Foto: Fabio Ciminiera
Mahanthappa, Dresser, Hemingway. Mauger.
Pescara, Teatro Massimo. 7.11.2011.
Rudresh Mahanthappa: sassofono
Mark Dresser: contrabbasso
Gerry Hemingway: batteria
Mauger nasce dall’unione estremamente paritaria di tre musicisti come Rudresh Mahanthappa, Mark Dresser e Gerry Hemingway. Improvvisazione radicale e collettiva, visione fortemente melodica, dialogo costante e utilizzo di tutte le possibilità sonore degli strumenti a disposizione.
Il flusso musicale e l’improvvisazione si snodano in maniera libera e trascinante su una serie di griglie – costituite cellule ritmiche, atmosfere timbriche, frasi e spunti melodici – intorno alle quali i tre dispongono gli elementi portati nel vocabolario e nel linguaggio del trio. Innanzitutto il suono. Alle fondamenta si trova il suono di contrabasso profondo e corposo di Dresser: su questo si innestano gli equilibrismi del sassofono, la cui voce viene manipolata e resa sempre diversa da Mahanthappa, in maniera totalmente acustica e senza “macchinari” elettronici, e il lavoro stratificato di Hemingway che unisce batteria, percussioni, elettronica in un continuo e fluido andirivieni tra suoni moderni e ancestrali.

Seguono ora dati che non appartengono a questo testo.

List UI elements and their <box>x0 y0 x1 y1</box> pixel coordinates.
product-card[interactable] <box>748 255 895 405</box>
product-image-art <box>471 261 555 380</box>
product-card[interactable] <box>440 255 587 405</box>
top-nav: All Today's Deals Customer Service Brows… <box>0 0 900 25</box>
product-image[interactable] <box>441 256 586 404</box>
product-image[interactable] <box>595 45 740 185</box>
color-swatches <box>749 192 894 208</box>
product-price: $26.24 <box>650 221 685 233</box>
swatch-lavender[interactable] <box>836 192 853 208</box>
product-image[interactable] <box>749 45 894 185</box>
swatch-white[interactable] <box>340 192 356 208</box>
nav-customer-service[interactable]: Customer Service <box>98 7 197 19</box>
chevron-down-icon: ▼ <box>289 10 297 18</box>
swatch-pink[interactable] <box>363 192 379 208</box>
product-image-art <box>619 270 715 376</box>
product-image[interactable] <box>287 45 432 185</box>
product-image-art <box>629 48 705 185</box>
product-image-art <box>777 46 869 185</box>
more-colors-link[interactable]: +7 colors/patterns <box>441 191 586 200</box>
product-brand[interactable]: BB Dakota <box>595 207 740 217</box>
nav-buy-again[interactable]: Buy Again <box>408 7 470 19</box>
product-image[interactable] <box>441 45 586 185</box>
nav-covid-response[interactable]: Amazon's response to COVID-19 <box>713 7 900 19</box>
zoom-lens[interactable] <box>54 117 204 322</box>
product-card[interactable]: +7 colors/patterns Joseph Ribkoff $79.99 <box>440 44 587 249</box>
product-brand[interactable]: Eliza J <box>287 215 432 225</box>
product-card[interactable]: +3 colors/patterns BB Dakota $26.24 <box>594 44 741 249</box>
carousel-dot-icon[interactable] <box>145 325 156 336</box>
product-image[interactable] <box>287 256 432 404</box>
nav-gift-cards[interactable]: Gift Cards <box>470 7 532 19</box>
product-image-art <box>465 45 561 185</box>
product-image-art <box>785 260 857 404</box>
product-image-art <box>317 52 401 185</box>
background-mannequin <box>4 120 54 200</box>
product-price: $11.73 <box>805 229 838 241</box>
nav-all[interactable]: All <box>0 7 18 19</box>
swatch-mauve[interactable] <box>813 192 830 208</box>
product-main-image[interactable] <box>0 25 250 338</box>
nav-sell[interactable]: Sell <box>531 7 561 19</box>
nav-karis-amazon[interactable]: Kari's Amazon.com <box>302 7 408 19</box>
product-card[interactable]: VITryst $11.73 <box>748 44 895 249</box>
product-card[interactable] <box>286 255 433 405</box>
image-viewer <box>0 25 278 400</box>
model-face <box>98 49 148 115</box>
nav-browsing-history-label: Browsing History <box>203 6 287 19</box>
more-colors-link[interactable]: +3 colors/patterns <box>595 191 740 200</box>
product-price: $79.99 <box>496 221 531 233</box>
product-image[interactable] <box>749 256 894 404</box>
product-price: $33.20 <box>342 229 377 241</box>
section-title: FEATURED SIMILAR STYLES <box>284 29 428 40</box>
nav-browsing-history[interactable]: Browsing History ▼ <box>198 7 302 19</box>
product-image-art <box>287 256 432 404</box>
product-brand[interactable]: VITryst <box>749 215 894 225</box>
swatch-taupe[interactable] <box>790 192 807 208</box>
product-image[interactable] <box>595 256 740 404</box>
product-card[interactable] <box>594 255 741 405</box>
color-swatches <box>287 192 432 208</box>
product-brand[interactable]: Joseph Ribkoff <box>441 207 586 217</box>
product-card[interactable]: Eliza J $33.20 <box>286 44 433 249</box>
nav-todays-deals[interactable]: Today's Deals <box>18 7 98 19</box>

Il ritmo è il secondo elemento. Dalla libertà espressionistica alle scansioni dispari, anche in questo caso il ruolo basilare è assegnato al contrabbasso e all’unione intima e intrinseca di melodia e tempo operata dalle linee di Dresser. Il trio si muove con estrema libertà, accostando passaggi drastici tra ritmi differenti, affrontano aperture totalmente free, dove i musicisti disegnano frasi immaginifiche e si sganciano dalle necessità legate al tempo. Il tutto avviene con totale disinvoltura e convincente coerenza e questo segna la maturità e la forza espressiva del trio.
Altro elemento sono i richiami alle tradizioni e alle espressioni del jazz. Dalla scelta di chiudere la scaletta – prima del bis – con un brano di Monk alle numerose incursioni nello swing passando attraverso le diverse maniere di intendere l’improvvisazione radicale e collettiva – dai disegni visionari totalmente liberi alle scansioni ritmiche più precise e “ossessive”. Il gioco sui suoni e sui riferimenti porta accenti diversi, dalla musica classica indiana alla musica colta europea per arrivare a riflessi della musica folklorica: incontro ulteriormente filtrato dagli incontri e dalle collaborazioni dei tre protagonisti con altri sperimentatori e suscitatori di nuove soluzioni musicali.
In Mauger si ritrovano tre musicisti provenienti da generazioni diverse, ma tutti decisamente rivolti alle implicazioni e all’utilizzo dell’improvvisazione e di una maniera radicale di intendere il jazz. Se Mahanthappa manifesta in maniera evidente il melting pot delle nuove generazioni americane e rappresenta, nello specifico del jazz, uno dei maggiori interpreti delle nuove tensioni emergenti nella scena statunitense, Dresser e Hemingway hanno qualche anno in più e portano con sé l’eredità delle avanguardie degli anni settanta e una lunga frequentazione reciproca che rende la connessione tra batteria e contrabbasso estrema e profonda. Le tre linee si sommano in un flusso continuo, Mahanthappa, Dresser e Hemingway suonano quasi senza soluzione di continuità e suddividono il concerto in lunghi episodi – ciascuno della durata di circa quindici, venti minuti – in cui si alternano strutture, istinto e lirismo e, in ciascun episodio, rientrano tutti i punti stabiliti, evidenziati attraverso nuove combinazioni e diversi accostamenti.